Monday, Jul. 18, 1932
Cocky Locksmith
When cocky Locksmith Charles Courtney of Manhattan, founder-president of the American Association of Master Locksmiths, sailed last month for Europe, he said he was off to pick a lock, where or for whom he did not know. Observers guessed it might be a rusted lock on a treasure chest hauled from the sunken Egypt by the Italian salvage ship Artiglio II (TIME, June 20). Never having met the lock that could resist him, Master Courtney, who first learned his trade at the door of his mother's jam closet, expected no trouble. Last week, back in Manhattan, he told of his lock-picking jaunt.

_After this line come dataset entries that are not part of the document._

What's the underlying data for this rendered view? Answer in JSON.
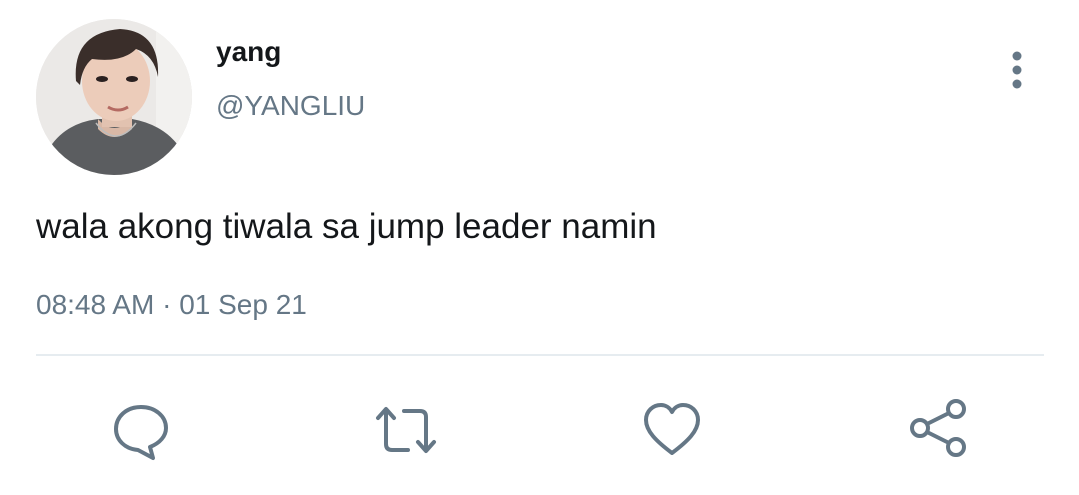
{
  "user": {
    "display_name": "yang",
    "handle": "@YANGLIU",
    "avatar_icon": "profile-photo"
  },
  "tweet": {
    "text": "wala akong tiwala sa jump leader namin",
    "time": "08:48 AM",
    "separator": "·",
    "date": "01 Sep 21"
  },
  "actions": {
    "reply_icon": "speech-bubble-icon",
    "retweet_icon": "retweet-icon",
    "like_icon": "heart-icon",
    "share_icon": "share-icon",
    "more_icon": "vertical-ellipsis-icon"
  },
  "colors": {
    "text_primary": "#14171a",
    "text_secondary": "#657786",
    "divider": "#e6ecf0",
    "icon": "#657786"
  }
}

As his ship neared Europe a wireless message came telling him to proceed to Bremen. There an engineer from the Artiglio II gave him minute descriptions of two safes to be opened by divers 400 ft. below the surface. A third had been opened with an acetylene torch, damaging the contents. Courtney gave the engineer a "template" (outline pattern) of what the lock probably was like, where it should be drilled. His templates opened one safe, failed on the other until he had flown to Calais and drawn another. His employers told him to come back in August when there would be more locks to pick. Then Locksmith Courtney had another adventure. From Bremen he was taken to a subcellar of the late Prince Heinrich's palace in Kiel, shown a safe untouched since 1918. Breathing ancestral Hohenzollern mustiness, lit by flashlights, he twiddled until he heard the tumblers fall on the lock, telling him the safe was ready to be opened. Professionally satisfied, he determined to have locksmith's fun. He told his employers he could not open the safe without a policeman's permission. A policeman was produced. Still Courtney twiddled. He twiddled the dials all day. At nightfall, as his employers' eyes popped, he opened the safe. As the door swung open, his employers hustled cocky Locksmith Courtney away. He did not see what treasure it was he had laid bare.